The show begins with relatives tidying up clothes while vacantly watching television. A chest of drawers unfolds to reveal the stretched-out figure of a naked female corpse. The body is ceremonially bathed, adorned in a mask and sumptuous robes, and placed on a flower-festooned funerary platform. Soon, the relatives, predominantly female, silently gather and slowly start to judder, shake and, in one extreme case, take balletic flight through an open window. Mundanity is expressed and then the searing emotions that sit under avoidance explode through relentless, convulsive, and ritualised movement. Director Mario Banushi uses silence and stillness to great effect. It is often confronting. A couple of breath-taking coup-de-theatre moments lean into the spectacular, but these are never gross or overplayed. It’s all a dash of theatrical magic. Everything is poised and we are held lightly as this mysterious event unfolds.
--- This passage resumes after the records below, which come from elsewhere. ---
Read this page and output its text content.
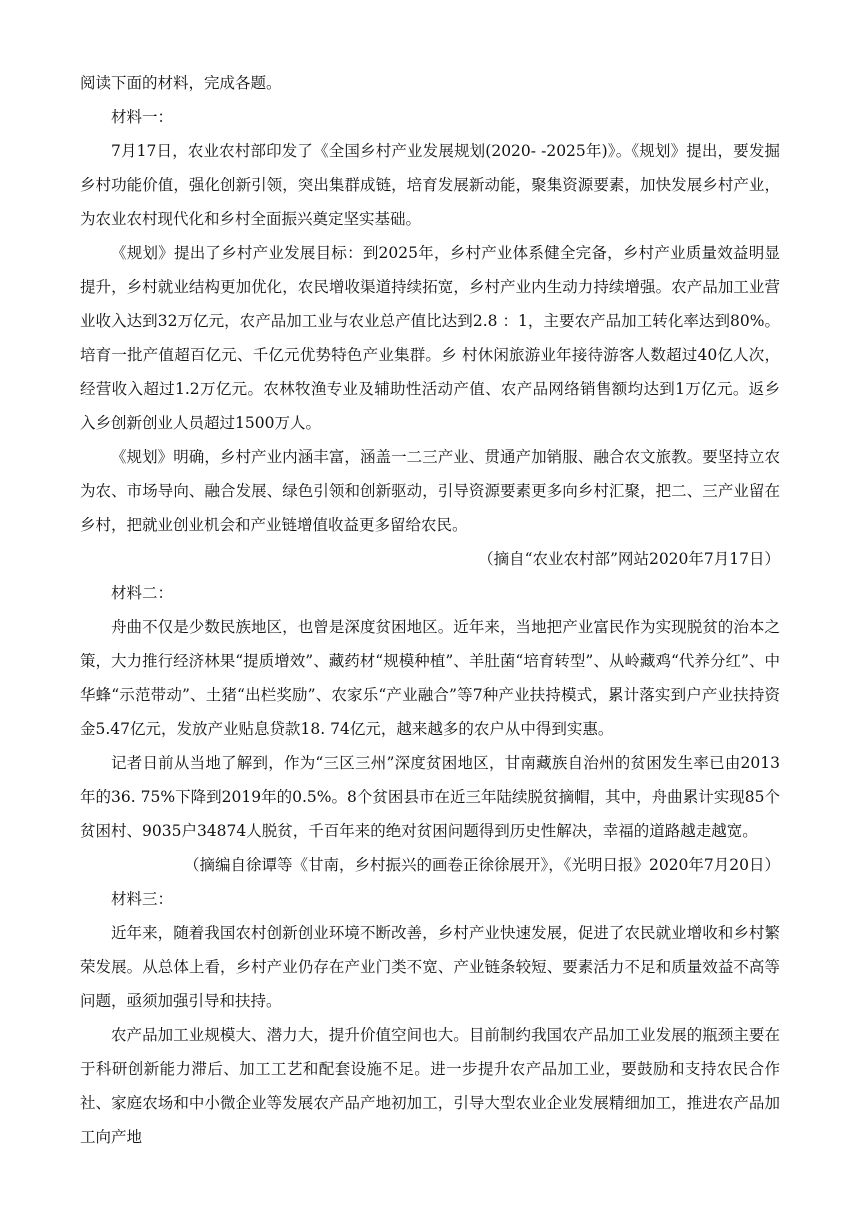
阅读下面的材料，完成各题。

材料一：

7月17日，农业农村部印发了《全国乡村产业发展规划(2020- -2025年)》。《规划》提出，要发掘乡村功能价值，强化创新引领，突出集群成链，培育发展新动能，聚集资源要素，加快发展乡村产业，为农业农村现代化和乡村全面振兴奠定坚实基础。

《规划》提出了乡村产业发展目标：到2025年，乡村产业体系健全完备，乡村产业质量效益明显提升，乡村就业结构更加优化，农民增收渠道持续拓宽，乡村产业内生动力持续增强。农产品加工业营业收入达到32万亿元，农产品加工业与农业总产值比达到2.8 ：1，主要农产品加工转化率达到80%。培育一批产值超百亿元、千亿元优势特色产业集群。乡 村休闲旅游业年接待游客人数超过40亿人次，经营收入超过1.2万亿元。农林牧渔专业及辅助性活动产值、农产品网络销售额均达到1万亿元。返乡入乡创新创业人员超过1500万人。

《规划》明确，乡村产业内涵丰富，涵盖一二三产业、贯通产加销服、融合农文旅教。要坚持立农为农、市场导向、融合发展、绿色引领和创新驱动，引导资源要素更多向乡村汇聚，把二、三产业留在乡村，把就业创业机会和产业链增值收益更多留给农民。

（摘自“农业农村部”网站2020年7月17日）

材料二：

舟曲不仅是少数民族地区，也曾是深度贫困地区。近年来，当地把产业富民作为实现脱贫的治本之策，大力推行经济林果“提质增效”、藏药材“规模种植”、羊肚菌“培育转型”、从岭藏鸡“代养分红”、中华蜂“示范带动”、土猪“出栏奖励”、农家乐“产业融合”等7种产业扶持模式，累计落实到户产业扶持资金5.47亿元，发放产业贴息贷款18. 74亿元，越来越多的农户从中得到实惠。

记者日前从当地了解到，作为“三区三州”深度贫困地区，甘南藏族自治州的贫困发生率已由2013年的36. 75%下降到2019年的0.5%。8个贫困县市在近三年陆续脱贫摘帽，其中，舟曲累计实现85个贫困村、9035户34874人脱贫，千百年来的绝对贫困问题得到历史性解决，幸福的道路越走越宽。

（摘编自徐谭等《甘南，乡村振兴的画卷正徐徐展开》，《光明日报》2020年7月20日）

材料三：

近年来，随着我国农村创新创业环境不断改善，乡村产业快速发展，促进了农民就业增收和乡村繁荣发展。从总体上看，乡村产业仍存在产业门类不宽、产业链条较短、要素活力不足和质量效益不高等问题，亟须加强引导和扶持。

农产品加工业规模大、潜力大，提升价值空间也大。目前制约我国农产品加工业发展的瓶颈主要在于科研创新能力滞后、加工工艺和配套设施不足。进一步提升农产品加工业，要鼓励和支持农民合作社、家庭农场和中小微企业等发展农产品产地初加工，引导大型农业企业发展精细加工，推进农产品加工向产地
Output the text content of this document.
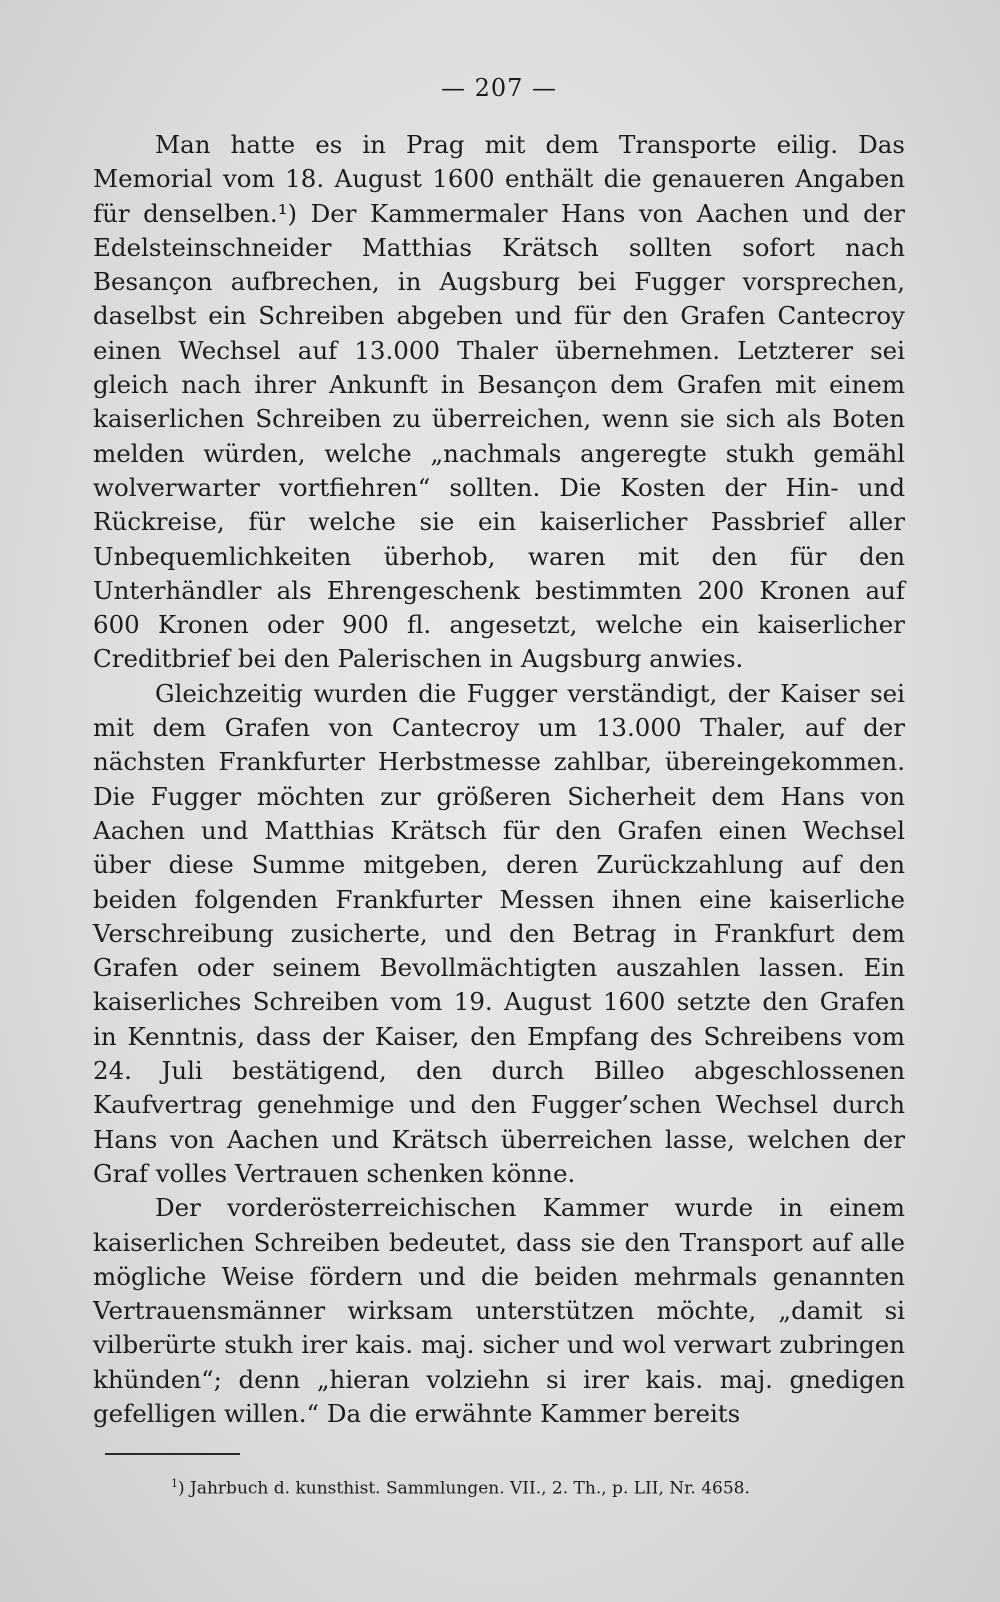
— 207 —

Man hatte es in Prag mit dem Transporte eilig. Das Memorial vom 18. August 1600 enthält die genaueren Angaben für denselben.¹) Der Kammermaler Hans von Aachen und der Edelsteinschneider Matthias Krätsch sollten sofort nach Besançon aufbrechen, in Augsburg bei Fugger vorsprechen, daselbst ein Schreiben abgeben und für den Grafen Cantecroy einen Wechsel auf 13.000 Thaler übernehmen. Letzterer sei gleich nach ihrer Ankunft in Besançon dem Grafen mit einem kaiserlichen Schreiben zu überreichen, wenn sie sich als Boten melden würden, welche „nachmals angeregte stukh gemähl wolverwarter vortfiehren“ sollten. Die Kosten der Hin- und Rückreise, für welche sie ein kaiserlicher Passbrief aller Unbequemlichkeiten überhob, waren mit den für den Unterhändler als Ehrengeschenk bestimmten 200 Kronen auf 600 Kronen oder 900 fl. angesetzt, welche ein kaiserlicher Creditbrief bei den Palerischen in Augsburg anwies.

Gleichzeitig wurden die Fugger verständigt, der Kaiser sei mit dem Grafen von Cantecroy um 13.000 Thaler, auf der nächsten Frankfurter Herbstmesse zahlbar, übereingekommen. Die Fugger möchten zur größeren Sicherheit dem Hans von Aachen und Matthias Krätsch für den Grafen einen Wechsel über diese Summe mitgeben, deren Zurückzahlung auf den beiden folgenden Frankfurter Messen ihnen eine kaiserliche Verschreibung zusicherte, und den Betrag in Frankfurt dem Grafen oder seinem Bevollmächtigten auszahlen lassen. Ein kaiserliches Schreiben vom 19. August 1600 setzte den Grafen in Kenntnis, dass der Kaiser, den Empfang des Schreibens vom 24. Juli bestätigend, den durch Billeo abgeschlossenen Kaufvertrag genehmige und den Fugger’schen Wechsel durch Hans von Aachen und Krätsch überreichen lasse, welchen der Graf volles Vertrauen schenken könne.

Der vorderösterreichischen Kammer wurde in einem kaiserlichen Schreiben bedeutet, dass sie den Transport auf alle mögliche Weise fördern und die beiden mehrmals genannten Vertrauensmänner wirksam unterstützen möchte, „damit si vilberürte stukh irer kais. maj. sicher und wol verwart zubringen khünden“; denn „hieran volziehn si irer kais. maj. gnedigen gefelligen willen.“ Da die erwähnte Kammer bereits

$^1$) Jahrbuch d. kunsthist. Sammlungen. VII., 2. Th., p. LII, Nr. 4658.
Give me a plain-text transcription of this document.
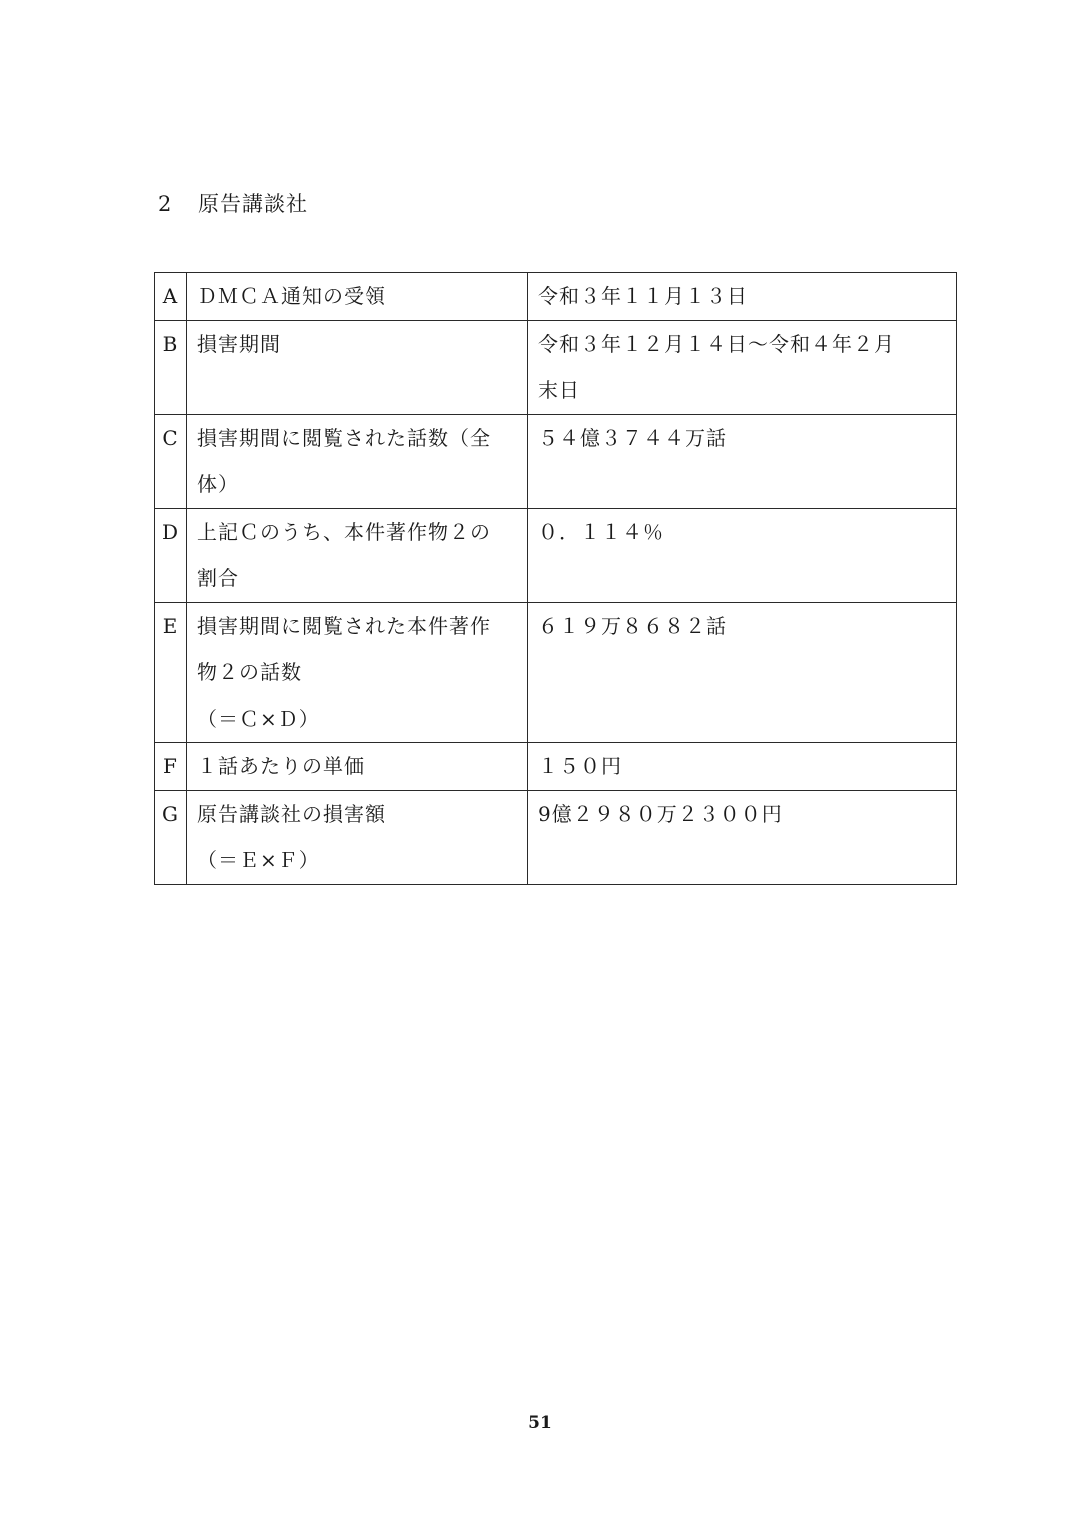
2 原告講談社
A	ＤＭＣＡ通知の受領	令和３年１１月１３日

B	損害期間	令和３年１２月１４日～令和４年２月
末日

C	損害期間に閲覧された話数（全
体）	５４億３７４４万話

D	上記Ｃのうち、本件著作物２の
割合	０．１１４％

E	損害期間に閲覧された本件著作
物２の話数
（＝Ｃ×Ｄ）	６１９万８６８２話

F	１話あたりの単価	１５０円

G	原告講談社の損害額
（＝Ｅ×Ｆ）	9億２９８０万２３００円
51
The set, designed by Sotiris Melanos, is a single room that stretches across the entire stage. Tasos Palaioroutas’ golden lighting bleeding in yellow from a hallway or through the window, often with the flimsy curtain fluttering is poetic and ethereal. When coupled with Emmanouel Rovithis’ complex, spectral musical composition the mood is elevated but never overwhelming. Sounds from the real world combine with Balkan rhythms to transport us into this strange netherworld. The entire experience of death and grief carries its own rituals. The image of the Black Madonna is central. Banushi took his inspiration from an icon he encountered in a church on the island of Kythira. Inside the empty church he found a lone woman kneeling before the icon in prayer. This image stayed with him. A replica of the icon hangs on the wall in “Goodbye, Lindita”. Later, we see her embodied by a performer. This is beautifully presented though also means that the only Black female performer in the piece is relegated to this otherworldly role. The final image is one of the most striking, an elderly woman crawling towards a welcoming and tender Madonna figure. The final pieta with Black Madonna lingers.
Without a doubt, one of the highlights of 2024.